Viola’s leadership also attracted scrutiny because of how the bank booked derivatives used by the previous management to hide losses. After the transactions came to light in 2013 and the bank restated accounts, it had to amend the results again in 2015 at the request of market regulator Consob.
The latest effort to restore the ailing lender to profitability will see Monte Paschi cleanse its balance sheet and bolster capital sufficiently for the company to grow again. That would also make it more attractive to a potential buyer.
The bank in July rejected a proposal from UBS Group AG and Corrado Passera, Italy’s former economic development minister, that included a capital increase of between 2.5 billion euros ($2.8 billion) and 3 billion euros, guaranteed by UBS, and the voluntary conversion of about 1 billion euros of subordinated bonds.
The bank is now studying the size of a probable voluntary debt-for-equity offer to cut back a 5 billion-euro stock sale envisaged in the bank’s current turnaround plan, according to people with knowledge of the discussions.
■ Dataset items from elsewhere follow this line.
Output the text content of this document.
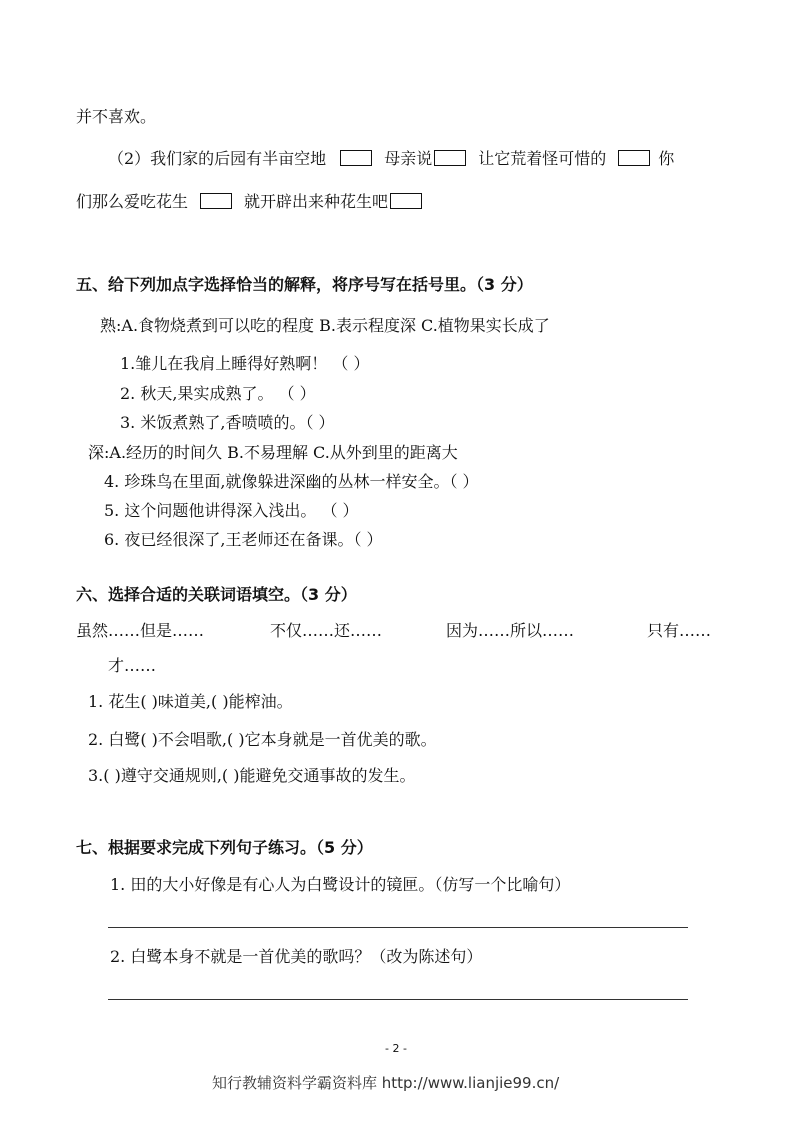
并不喜欢。
（2）我们家的后园有半亩空地	母亲说	让它荒着怪可惜的	你
们那么爱吃花生	就开辟出来种花生吧
五、给下列加点字选择恰当的解释，将序号写在括号里。（3 分）
熟:A.食物烧煮到可以吃的程度 B.表示程度深 C.植物果实长成了
1.雏儿在我肩上睡得好熟啊！ （ ）
2. 秋天,果实成熟了。 （ ）
3. 米饭煮熟了,香喷喷的。（ ）
深:A.经历的时间久 B.不易理解 C.从外到里的距离大
4. 珍珠鸟在里面,就像躲进深幽的丛林一样安全。（ ）
5. 这个问题他讲得深入浅出。 （ ）
6. 夜已经很深了,王老师还在备课。（ ）
六、选择合适的关联词语填空。（3 分）
虽然……但是……	不仅……还……	因为……所以……	只有……
才……
1. 花生( )味道美,( )能榨油。
2. 白鹭( )不会唱歌,( )它本身就是一首优美的歌。
3.( )遵守交通规则,( )能避免交通事故的发生。
七、根据要求完成下列句子练习。（5 分）
1. 田的大小好像是有心人为白鹭设计的镜匣。（仿写一个比喻句）
2. 白鹭本身不就是一首优美的歌吗？（改为陈述句）
- 2 -
知行教辅资料学霸资料库 http://www.lianjie99.cn/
The troubled Italian lender may propose that bondholders have the option of converting as much as 90 percent of the 5 billion euros of outstanding subordinated notes, said the people, who asked not to be identified because the discussions are private. The restructuring is viewed as crucial to stabilize the bank and Italy’s financial system, the people said.
“At this stage we believe that this managerial reshuffle hasn’t the right timing,” said Fabrizio Bernardi, a Milan-based analyst at Fidentiis Equities. “It looks like a scapegoat is needed to justify the likely failure of the rights issue as it was presented.”
Success depends in part on winning backing for a new fund that will buy the bank’s bad loans. After that, Monte Paschi needs to find investors ready to provide new equity for five times its market value.
“What’s happened clearly suggests the difficulties of managing the current phase of the bank’s restructuring,” Luca Comi, an analyst at ICBPI wrote in a note Friday.